PROACTIS Blog

Spend Control: The 'Biggest Bang for the Buck'

Charlotte Sutton
Charlotte Sutton,
PROACTIS
In a tough economy, organisations are looking for new ways to increase shareholder value. Two headline choices prevail: grow top-line revenues or reduce operating costs.
If you do the maths it doesn't take long to realise which delivers the 'biggest bang for the buck':

Organisations spend nearly half of every pound earned on external goods and services and it takes a whooping 10% increase in revenue to have the same impact on the bottom line as just a 1% decrease in operating costs.

According to analysts, it also takes a 10% increase in revenue to deliver a 20% increase in EPS (Earnings per Share) whereas it only requires a 1% decrease in operating costs to have the same impact.

So, whichever way you look at it, opportunities exist to grow the bottom line without growing the top line. 

Spend Control delivers three types of 'cashable' savings:
  • Secured savings where favourable terms of purchase are acquired through changes in pricing, mix, or quality and increased contract compliance
  • Mitigated savings from delivering an ongoing program of cost and risk avoidance, and
  • Cash-releasing efficiencies where money is chosen to be released from efficiency gains
Spend Control also generates 'non-cash releasing' efficiency gains by improving the performance of available resources from best practice and business process improvements.

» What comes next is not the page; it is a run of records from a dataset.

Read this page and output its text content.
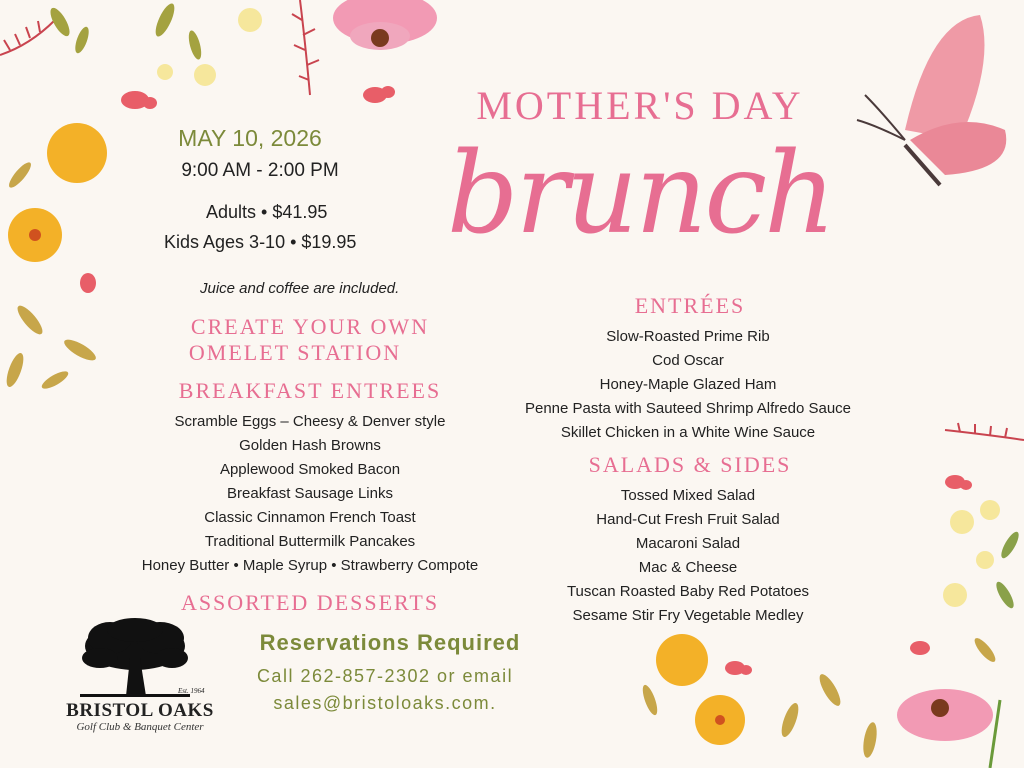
MOTHER'S DAY
brunch
MAY 10, 2026
9:00 AM - 2:00 PM
Adults • $41.95
Kids Ages 3-10 • $19.95
Juice and coffee are included.
CREATE YOUR OWN
OMELET STATION
BREAKFAST ENTREES
Scramble Eggs – Cheesy & Denver style
Golden Hash Browns
Applewood Smoked Bacon
Breakfast Sausage Links
Classic Cinnamon French Toast
Traditional Buttermilk Pancakes
Honey Butter • Maple Syrup • Strawberry Compote
ASSORTED DESSERTS
ENTRÉES
Slow-Roasted Prime Rib
Cod Oscar
Honey-Maple Glazed Ham
Penne Pasta with Sauteed Shrimp Alfredo Sauce
Skillet Chicken in a White Wine Sauce
SALADS & SIDES
Tossed Mixed Salad
Hand-Cut Fresh Fruit Salad
Macaroni Salad
Mac & Cheese
Tuscan Roasted Baby Red Potatoes
Sesame Stir Fry Vegetable Medley
Reservations Required
Call 262-857-2302 or email
sales@bristoloaks.com.
Est. 1964
BRISTOL OAKS
Golf Club & Banquet Center
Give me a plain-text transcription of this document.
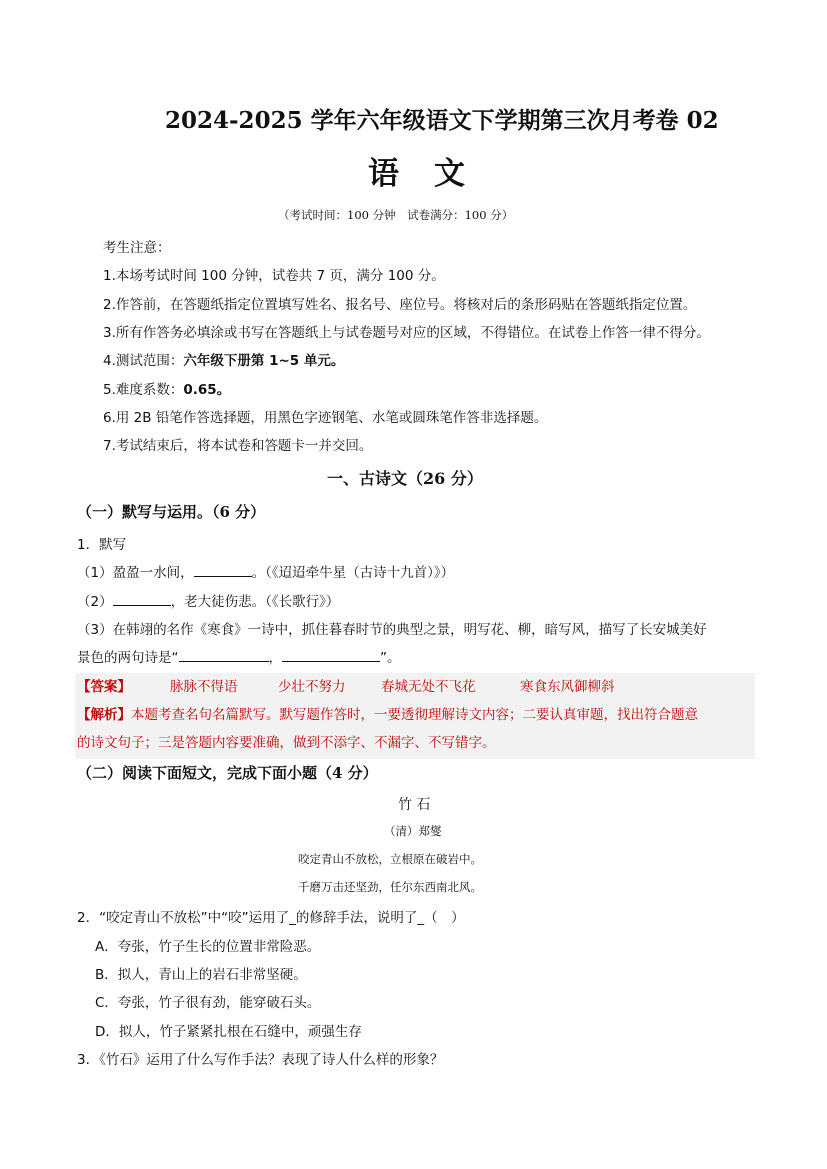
2024-2025 学年六年级语文下学期第三次月考卷 02
语　文
（考试时间：100 分钟　试卷满分：100 分）
考生注意：
1.本场考试时间 100 分钟，试卷共 7 页，满分 100 分。
2.作答前，在答题纸指定位置填写姓名、报名号、座位号。将核对后的条形码贴在答题纸指定位置。
3.所有作答务必填涂或书写在答题纸上与试卷题号对应的区域，不得错位。在试卷上作答一律不得分。
4.测试范围：六年级下册第 1~5 单元。
5.难度系数：0.65。
6.用 2B 铅笔作答选择题，用黑色字迹钢笔、水笔或圆珠笔作答非选择题。
7.考试结束后，将本试卷和答题卡一并交回。
一、古诗文（26 分）
（一）默写与运用。（6 分）
1．默写
（1）盈盈一水间，	。（《迢迢牵牛星（古诗十九首）》）
（2）	，老大徒伤悲。（《长歌行》）
（3）在韩翊的名作《寒食》一诗中，抓住暮春时节的典型之景，明写花、柳，暗写风，描写了长安城美好
景色的两句诗是“	，	”。
【答案】	脉脉不得语	少壮不努力	春城无处不飞花	寒食东风御柳斜
【解析】本题考查名句名篇默写。默写题作答时，一要透彻理解诗文内容；二要认真审题，找出符合题意
的诗文句子；三是答题内容要准确，做到不添字、不漏字、不写错字。
（二）阅读下面短文，完成下面小题（4 分）
竹 石
（清）郑燮
咬定青山不放松，立根原在破岩中。
千磨万击还坚劲，任尔东西南北风。
2．“咬定青山不放松”中“咬”运用了_的修辞手法，说明了_（　）
A．夸张，竹子生长的位置非常险恶。
B．拟人，青山上的岩石非常坚硬。
C．夸张，竹子很有劲，能穿破石头。
D．拟人，竹子紧紧扎根在石缝中，顽强生存
3．《竹石》运用了什么写作手法？表现了诗人什么样的形象？
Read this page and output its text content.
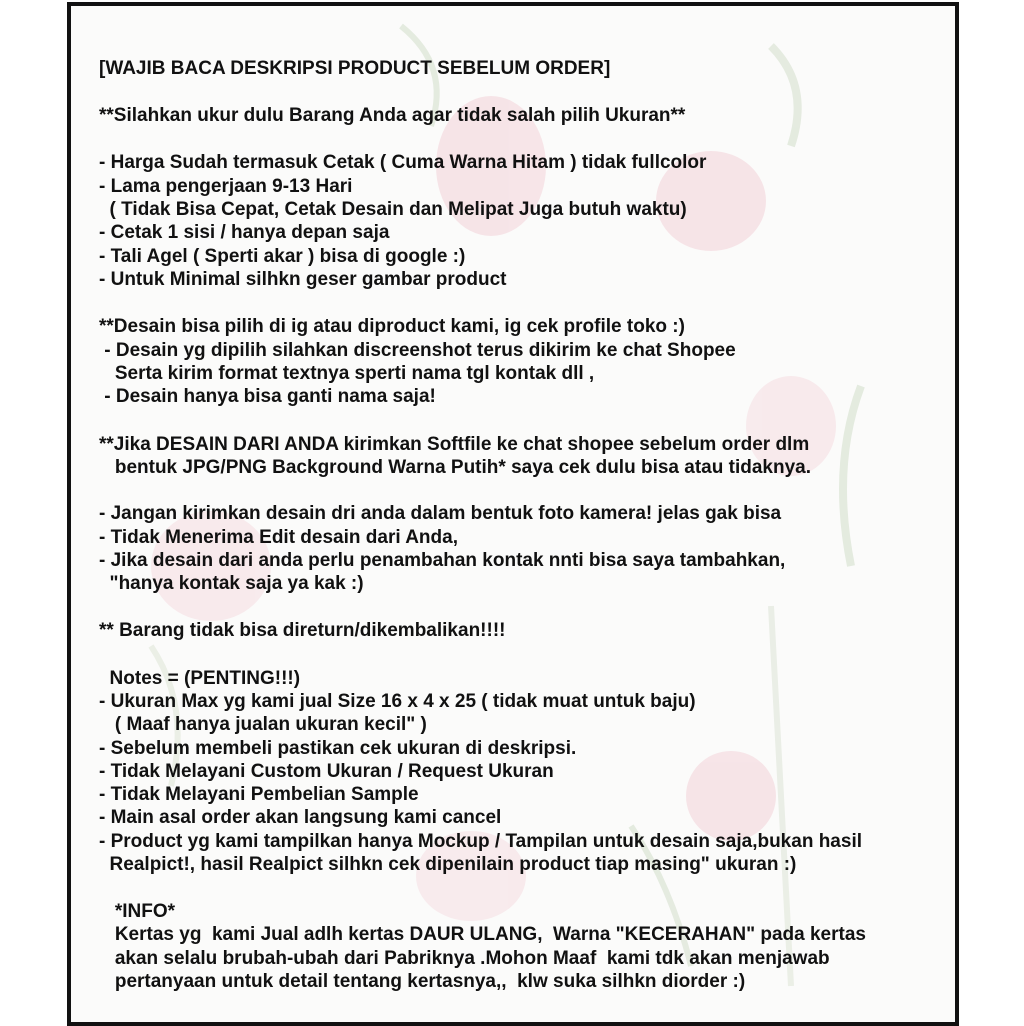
[WAJIB BACA DESKRIPSI PRODUCT SEBELUM ORDER]
**Silahkan ukur dulu Barang Anda agar tidak salah pilih Ukuran**
- Harga Sudah termasuk Cetak ( Cuma Warna Hitam ) tidak fullcolor
- Lama pengerjaan 9-13 Hari
( Tidak Bisa Cepat, Cetak Desain dan Melipat Juga butuh waktu)
- Cetak 1 sisi / hanya depan saja
- Tali Agel ( Sperti akar ) bisa di google :)
- Untuk Minimal silhkn geser gambar product
**Desain bisa pilih di ig atau diproduct kami, ig cek profile toko :)
- Desain yg dipilih silahkan discreenshot terus dikirim ke chat Shopee
Serta kirim format textnya sperti nama tgl kontak dll ,
- Desain hanya bisa ganti nama saja!
**Jika DESAIN DARI ANDA kirimkan Softfile ke chat shopee sebelum order dlm
bentuk JPG/PNG Background Warna Putih* saya cek dulu bisa atau tidaknya.
- Jangan kirimkan desain dri anda dalam bentuk foto kamera! jelas gak bisa
- Tidak Menerima Edit desain dari Anda,
- Jika desain dari anda perlu penambahan kontak nnti bisa saya tambahkan,
"hanya kontak saja ya kak :)
** Barang tidak bisa direturn/dikembalikan!!!!
Notes = (PENTING!!!)
- Ukuran Max yg kami jual Size 16 x 4 x 25 ( tidak muat untuk baju)
( Maaf hanya jualan ukuran kecil" )
- Sebelum membeli pastikan cek ukuran di deskripsi.
- Tidak Melayani Custom Ukuran / Request Ukuran
- Tidak Melayani Pembelian Sample
- Main asal order akan langsung kami cancel
- Product yg kami tampilkan hanya Mockup / Tampilan untuk desain saja,bukan hasil
Realpict!, hasil Realpict silhkn cek dipenilain product tiap masing" ukuran :)
*INFO*
Kertas yg  kami Jual adlh kertas DAUR ULANG,  Warna "KECERAHAN" pada kertas
akan selalu brubah-ubah dari Pabriknya .Mohon Maaf  kami tdk akan menjawab
pertanyaan untuk detail tentang kertasnya,,  klw suka silhkn diorder :)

As a result, successful organisations are fast being characterised as those that view the Spend Control aspects of their business more strategically - constantly refining their processes and technologies to get better visibility into specific business issues:

Finance:
  • Maverick, unauthorised purchases
  • Poor visibility of cost pipeline, difficulty in managing budgets
  • Payment of incorrect, duplicate, unauthorised invoices
  • High cost of the Accounts Payable process
Procurement:
  • Poor visibility of spend
  • Low level of 'spend under management'
  • Not consistently gaining best value from suppliers
  • Mitigating supplier risk
  • Managing tail-spend
  • Inconsistent, nor transparent sourcing process
  • High cost of supplier enablement
However, less than 20% of large corporations have yet to fully adopt and exploit the disciplines of Spend Control and eProcurement for cost savings and efficiency gains.

Organisations must move away from being opportunistic players in Spend Control - whereby they take point-based approaches to realise savings from the 'low-hanging fruit' or discrete efficiency programs - to a complete organisational realignment with proven best practices.

In addition, executives now more than ever should concern themselves with maintaining proper corporate governance due to the negative implications that improper governance has caused. 
Spend Control and eProcurement allows for greater control on corporate spending.